I agree GV's phrasing wasn't the best, but I don't know any printed currencies that are universally accepted as valuable the way PMs are.
I don't know of any precious metals that can be eaten, used as tools, shelter or weapons, or that provide warmth
Currency doesn't really need inherent value, it is only a temporary and portable medium of exchange. A gov't need not 'back' a currency as such, since I don't intend to exchange it for some (also inherently worthless) metal. I only need a portable exchange.
Say I have aspirin, you have eggs, I don't need eggs but you need aspirin. There's a 3rd guy that has firewood which I do need. You would have to go find him and that would only work if he needs your eggs, otherwise you need to get us all 3 together to perform the exchange at once. Huge hit to productive capacity in the economy all this resource shuffling and logistics, hence currency.
I only need the money long enough for my next exchange (whatever that is). It's not a 'store' of value and isn't intended as such. Even when I invest, stocks, bonds, whatever, that's not dollars-- it's *denominated* in dollars. Huge difference.
Take ADRs for example. Stocks of foreign companies that trade on our exchanges just so they're easier to buy for people with dollars. Those shares aren't suddenly storehouses of dollars, they're just *denominated* in dollars on our exchange.
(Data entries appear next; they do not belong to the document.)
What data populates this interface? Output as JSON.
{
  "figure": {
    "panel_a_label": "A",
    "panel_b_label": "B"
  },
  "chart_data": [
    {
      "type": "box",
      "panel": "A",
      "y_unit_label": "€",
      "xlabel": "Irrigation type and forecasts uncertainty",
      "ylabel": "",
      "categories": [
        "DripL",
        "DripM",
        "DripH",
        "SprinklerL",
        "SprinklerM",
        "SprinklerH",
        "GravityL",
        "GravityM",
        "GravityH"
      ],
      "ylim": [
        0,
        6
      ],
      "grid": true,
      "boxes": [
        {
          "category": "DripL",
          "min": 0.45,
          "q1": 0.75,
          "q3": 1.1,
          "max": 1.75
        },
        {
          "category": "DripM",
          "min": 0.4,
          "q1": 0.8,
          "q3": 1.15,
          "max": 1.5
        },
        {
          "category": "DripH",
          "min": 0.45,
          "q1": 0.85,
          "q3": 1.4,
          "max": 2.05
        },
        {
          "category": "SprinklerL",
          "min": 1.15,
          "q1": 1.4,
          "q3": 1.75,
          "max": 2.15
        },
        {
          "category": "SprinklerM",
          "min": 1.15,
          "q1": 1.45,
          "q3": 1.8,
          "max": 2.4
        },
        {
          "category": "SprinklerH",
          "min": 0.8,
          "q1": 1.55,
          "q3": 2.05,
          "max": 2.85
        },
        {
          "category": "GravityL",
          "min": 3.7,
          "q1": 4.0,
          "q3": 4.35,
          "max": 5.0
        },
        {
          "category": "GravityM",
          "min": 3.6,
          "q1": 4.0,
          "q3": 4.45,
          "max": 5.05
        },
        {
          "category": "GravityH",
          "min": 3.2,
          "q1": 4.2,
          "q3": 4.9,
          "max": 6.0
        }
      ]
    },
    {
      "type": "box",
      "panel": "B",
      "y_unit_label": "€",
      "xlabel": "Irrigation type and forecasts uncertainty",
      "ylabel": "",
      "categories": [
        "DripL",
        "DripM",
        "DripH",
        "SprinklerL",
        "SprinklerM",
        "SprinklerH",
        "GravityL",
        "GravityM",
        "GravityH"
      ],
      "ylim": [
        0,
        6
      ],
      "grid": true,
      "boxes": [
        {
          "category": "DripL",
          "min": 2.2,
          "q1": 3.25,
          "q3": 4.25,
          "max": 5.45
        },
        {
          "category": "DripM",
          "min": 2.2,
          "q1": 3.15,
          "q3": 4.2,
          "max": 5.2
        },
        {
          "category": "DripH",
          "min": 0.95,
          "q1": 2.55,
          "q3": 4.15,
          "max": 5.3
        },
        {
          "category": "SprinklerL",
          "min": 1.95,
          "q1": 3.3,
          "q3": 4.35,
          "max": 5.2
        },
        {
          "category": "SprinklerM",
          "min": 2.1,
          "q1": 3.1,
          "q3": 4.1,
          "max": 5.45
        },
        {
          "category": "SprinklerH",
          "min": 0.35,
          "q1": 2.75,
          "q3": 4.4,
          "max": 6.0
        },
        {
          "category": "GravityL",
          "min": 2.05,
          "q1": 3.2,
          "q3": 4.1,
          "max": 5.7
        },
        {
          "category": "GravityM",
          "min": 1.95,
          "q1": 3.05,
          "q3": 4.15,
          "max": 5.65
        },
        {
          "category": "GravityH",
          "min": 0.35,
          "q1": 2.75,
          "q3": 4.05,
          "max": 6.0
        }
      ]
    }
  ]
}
Money is a medium of exchange. So-called 'hard money'-ers and goldbugs miss the premise completely.
Precious metals are just commodities (commodities in a bubble at that!)
I don't need a universally acceptable form of printed currency unless I'm trading with foreign economies. Domestically is all I trade with directly.
Anyway, the dollar, love it or hate it, is darned near this universally accepted currency anyway.